Prendre le pouls du pays. Distinguer les signaux faibles. Aller à la rencontre des forces vives. En 2023, avec le Climat Libé Tour, la rédaction est partie en campagne. De villes en villes, sur les routes de France, Libé a voulu se faire l’écho d’un pays en mouvement et tenir chronique des gestes et des solutions qui s’engagent, au quotidien, pour changer ses habitudes et lutter, à son échelle, contre le réchauffement climatique. Pour cause, chaque année, les records explosent avec une constance redoutable qui appelle l’admiration. A date, 2023 sera l’année la plus chaude jamais enregistrée, juste après 2022, avec des pics extrêmes de chaleur, parfois à plus de 50 degrés ; des inondations et des crues historiques partout sur le territoire, comme dans le Pas-de-Calais ; des sécheresses qui continuent de faire rage dans plusieurs départements, faisant craindre des restrictions et à des coupures chroniques d’eau.

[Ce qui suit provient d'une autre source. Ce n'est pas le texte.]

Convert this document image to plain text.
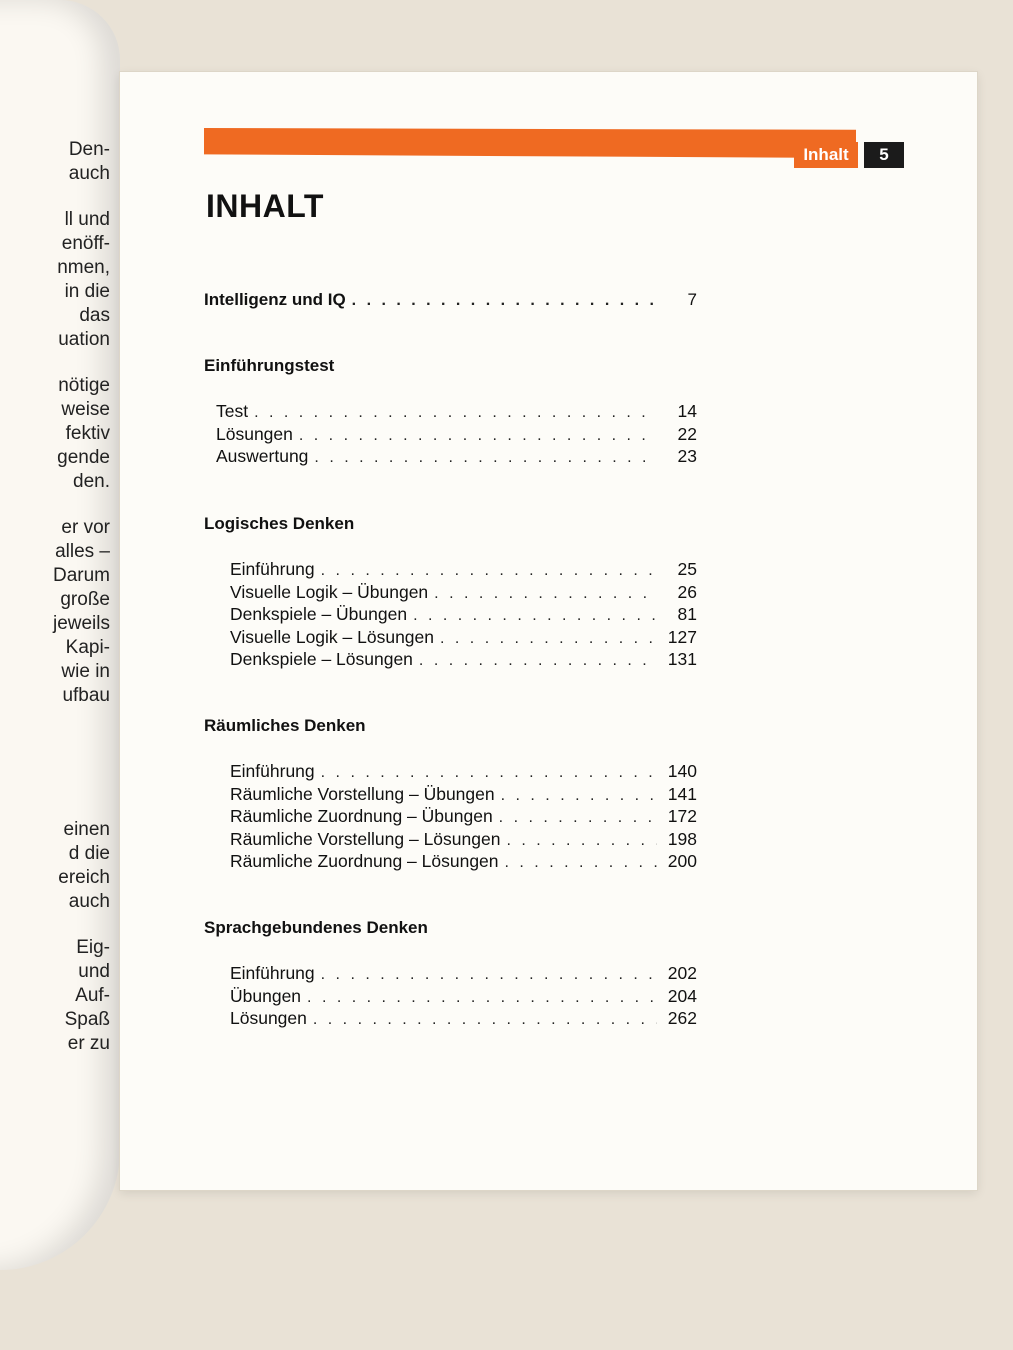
Den-
auch
ll und
enöff-
nmen,
in die
das
uation
nötige
weise
fektiv
gende
den.
er vor
alles –
Darum
große
jeweils
Kapi-
wie in
ufbau
einen
d die
ereich
auch
Eig-
und
Auf-
Spaß
er zu
Inhalt	5
INHALT
Intelligenz und IQ . . .	7
Einführungstest
Test . . .	14
Lösungen . . .	22
Auswertung . . .	23
Logisches Denken
Einführung . . .	25
Visuelle Logik – Übungen . . .	26
Denkspiele – Übungen . . .	81
Visuelle Logik – Lösungen . . .	127
Denkspiele – Lösungen . . .	131
Räumliches Denken
Einführung . . .	140
Räumliche Vorstellung – Übungen . . .	141
Räumliche Zuordnung – Übungen . . .	172
Räumliche Vorstellung – Lösungen . . .	198
Räumliche Zuordnung – Lösungen . . .	200
Sprachgebundenes Denken
Einführung . . .	202
Übungen . . .	204
Lösungen . . .	262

Alors, que reste-t-il à faire ? Comment continuer d’espérer quand la Terre brûle ? Pour Libé, pas question de se laisser aller au pessimisme ambiant ou au climatoscepticisme, nouvelle star de X (ex-Twitter). Pas question non plus de se laisser voler la vedette par le ministre de la Transition écologique, Christophe Béchu, épinglé pour ses multiples vols en avion d’affaires, qui nous a sagement regardé essuyer les plâtres avant de lancer son propre «tour de France de l’écologie». Le Climat Libé Tour, lui, s’est arrêté, entre février et décembre, dans les territoires qui se sont fermement engagés dans la décarbonation : Bordeaux, Paris, Lyon, Dunkerque, la Loire-Atlantique (Nantes), Marseille.
Des débats pour panser le monde
En une année, le Climat Libé Tour, c’est près de 18 000 visiteurs, plus de 400 experts mobilisés partout en France et 300 jeunes formés aux enjeux climatiques A l’échelle d’une chaîne radio par exemple, le Climat Libé Tour équivaut à la programmation d’une émission hebdomadaire sur le sujet : un engagement inédit pour un média de presse quotidienne national qui a, par ailleurs, renforcé, cette année, son service environnement. «Si rien n’est fait dans l’immédiat, demain, il sera trop tard. Mais attention à ne pas devenir caricatural. Il ne faut pas se déconnecter des gens avec nos actions. Dès que c’est possible, il faut de la pédagogie», explique Féris Barkat, fondateur de Banlieue Climat, à la tribune de l’université de Bordeaux, en février dernier. De la pédagogie pour ce jeune militant qui cherche à sensibiliser les quartiers populaires aux enjeux climatiques, une alerte pour d’autres. François Gemenne, politologue, coauteur du dernier rapport du Giec et expert-conseil de la Ville de Paris dans l’écriture de son nouveau Plan climat adopté il y a quelques semaines, rappelait à l’Académie du climat en mars dernier : «Nous n’avons plus le luxe de choisir entre les stratégies d’atténuation et d’adaptation. L’enjeu ce n’est pas de savoir s’il faut réduire nos émissions de gaz à effet de serre ou plutôt nous adapter aux impacts du changement climatique : l’enjeu c’est de faire les deux, et les deux sont complémentaires.» Faute de quoi, les premières victimes seraient les personnes les plus vulnérables, comme le scandaient déjà les gilets jaunes en 2018, repris par les marcheurs pour le climat : «Fin du monde, fin du mois : même combat ?» Et alors que le rapport remis le 20 décembre dernier à l’Assemblée par le collectif Alerte, réunissant 34 associations de solidarité et de lutte contre la pauvreté et l’exclusion, exhorte «de penser la planification écologique comme un levier d’inclusion et de respect du droit à un environnement sain», comment aider les classes populaires à consommer mieux et moins ?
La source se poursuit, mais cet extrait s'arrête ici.